Non-Linear Data

Topics of this chapter are: Curve Fitting, Curvilinearity, Normal Curve, and Skewness

Divorce rates in Australia in years from 1947 to 1977. In 1974 divorce became legal. The above lines seem to capture the relationship of divorce rates over time and also the change in the law in 1974 when divorce became legal. There was a clear spike when the law changed and a decline after the "pent up" divorces were accomplished. The lines as drawn seem to pass very close to all of the points.

The curve in the second graph presents a different interpretation. It indicates that the divorce rate has been on the rise since the middle sixties and possibly the law caught up with the practice.

Further, the line may pass about as close to the data points as the above graph. The lower line is also more simple. It could be generated with three functions (starting point, slope and accelerating) while it may take as many as six functions to generate the top graph. The bottom graph is more parsimonious.

Curvilinearity

A positively accelerating curve

As indicated in the graphs above trends may be linear or non-linear. The data in Table I is hypothetical trend for 10% interest on $1000.00 for 30 years. Figure 1 shows the 10% Interest at 5 year intervals. Note the non-linear trend. When the numbers are squared the trend becomes more linear but it still remains non-linear in Figure 2. When the natural log is used to transform the data it becomes linear. This difference can be tested by using multiple regression and correcting skewed data.

Figure 1. 10% Interest.

The 10% Interest produces a positive accelerating curve as seen in Figure 1. Notice the each year the gap widens between the amount of change.

The square root of the 10% Interest reduces the amount of acceleration of the curve but it still exists. There continues to be a positive accelerating curve.

Notice in both Figures 1 & 2 that the trend is a positively accelerating even though it is less so in Figure 2 where the transformation is accomplished by the square root method. However, in Figure 3 the trend is a straight line (linear). In Figure 3 the natural log is computed and the result is a straight line.

Things that grow throughout their life will follow that same non-linear pattern as inflation. For example many organisms like trees and whales do, and their weight will increase in a non-linear fashion. Many other living things will increase in a non-linear fashion until maturity. Many psychological phenomenon will follow the same pattern. The year from 1 year old to 2 years old seems much longer than the year 50 to 51 years old. A day spent in a psychiatric hospital has a much longer phenomonologically for a person who spends a week in a psychiatric hospital than for a person who spends a year in a psychiatric hospital. As noted above curvilinearity can be corrected by computing a natural log.

Curvilinearity and Correlation

The data presented above also demonstrates how curvilinearity can be assessed in a correlation or regression problem. The table below contains the correlations of YEAR with INFLATION, INFLATION SQUARED, and the NATURAL LOG OF INFLATION. It shows that when YEAR is correlated with inflation it is .938 but when the Natural Log is computed the relationship becomes 1.00. This indicates that there is a curvilinear relationship between INFLATION and YEAR. Consequently, such a relationship can be tested (as was done here) by first assessing a relationship between two variables and then computing the natural log on the variable that is suspected of being curvilinear and testing that new variable. If the correlation improves as in the example one can conclude that there is a curvilinear relationship. (It must be determined that there is a significant difference between the two correlations.) The curvilinear relationship is exemplified in the scattergrams below.

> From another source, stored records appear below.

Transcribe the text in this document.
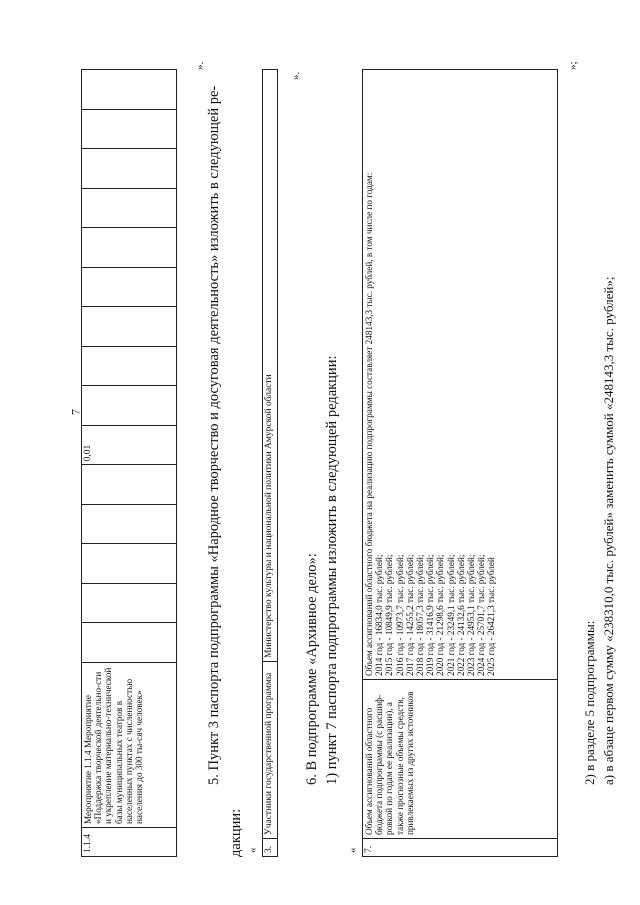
7
1.1.4	Мероприятие 1.1.4 Мероприятие «Поддержка творческой деятельно-сти и укрепление материально-технической базы муниципальных театров в населенных пунктах с численностью населения до 300 ты-сяч человек»						0,01									
».
5. Пункт 3 паспорта подпрограммы «Народное творчество и досуговая деятельность» изложить в следующей ре-
дакции: « 3.	Участники государственной программы	Министерство культуры и национальной политики Амурской области
».
6. В подпрограмме «Архивное дело»: 1) пункт 7 паспорта подпрограммы изложить в следующей редакции:
« 7.	Объем ассигнований областного бюджета подпрограммы (с расшиф-ровкой по годам ее реализации), а также прогнозные объемы средств, привлекаемых из других источников	
Объем ассигнований областного бюджета на реализацию подпрограммы составляет 248143,3 тыс. рублей, в том числе по годам: 2014 год - 16834,0 тыс. рублей; 2015 год - 10849,9 тыс. рублей; 2016 год - 10973,7 тыс. рублей; 2017 год - 14255,2 тыс. рублей; 2018 год - 18057,3 тыс. рублей; 2019 год - 31416,9 тыс. рублей; 2020 год - 21298,6 тыс. рублей; 2021 год - 23249,1 тыс. рублей; 2022 год - 24132,6 тыс. рублей; 2023 год - 24953,1 тыс. рублей; 2024 год - 25701,7 тыс. рублей; 2025 год - 26421,3 тыс. рублей
»;
2) в разделе 5 подпрограммы: а) в абзаце первом сумму «238310,0 тыс. рублей» заменить суммой «248143,3 тыс. рублей»;
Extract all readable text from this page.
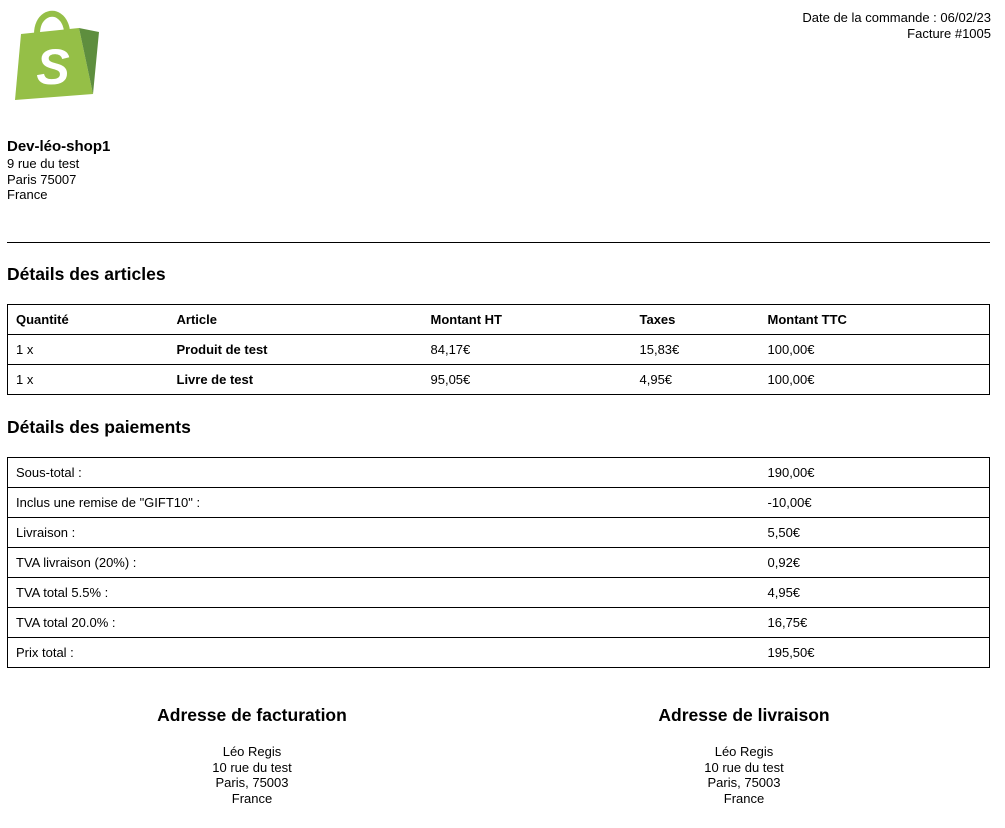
S
Date de la commande : 06/02/23
Facture #1005
Dev-léo-shop1
9 rue du test
Paris 75007
France
Détails des articles
Quantité	Article	Montant HT	Taxes	Montant TTC
1 x	Produit de test	84,17€	15,83€	100,00€
1 x	Livre de test	95,05€	4,95€	100,00€
Détails des paiements
Sous-total :	190,00€
Inclus une remise de "GIFT10" :	-10,00€
Livraison :	5,50€
TVA livraison (20%) :	0,92€
TVA total 5.5% :	4,95€
TVA total 20.0% :	16,75€
Prix total :	195,50€
Adresse de facturation
Léo Regis
10 rue du test
Paris, 75003
France
Adresse de livraison
Léo Regis
10 rue du test
Paris, 75003
France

Curvilinearity and Skewness

Skewness of frequency data presents the problem as curvilinearity data above and computing the Natural Log solves the problem in the same manner. In this next example the variable SHOULD and CONFUSE are skewed. The reason for the skewed data is that most feel that they do what they should and most people don't feel confused. Consequently, most of the responses will be toward the end of the scale.

Both of the variables are skewed (skewness greater than one). Further, the SHOULD variable has another problem in that it is negatively skewed. The computing the natural log function will correct skewness only when it is positive. In order to correct the negative skewness the item must first be reversed. The log function cannot be computed on 0 (zero) and 1 (one) must be added to all numbers. The syntax file above performs all of the necessary functions.

Notice that skewness has been corrected for both variables. Although it is not intuitive when comparing the bar charts. Consequently, the overlay chart has been drawn below to show the correction. In the chart below both the original and natural log of the variable CONFUSE is plotted to show how the skewed variable has become normal.

These are refered to as Standard Scores - they have a mean of 0 and a standard deviation of 1. T- scores have a mean of 50 or 100 and a standard deviation of 5 or 10. The WAIS has a mena of 100 and a standard deviation of 15. The following jobstream computes 3 different standard scores (1) the first has a mean of 50 and a standard deviation of 10, (2) the second has a mean of 100 and a standard deviation of 15, and the final (3) has a mean of 37 (possibly the average age that people become depressed -- nobody says this has to make sense) and a standard deviation of

8.3 (some other possibility). A little weird but you can do anything you want as long as it does not have to make sense.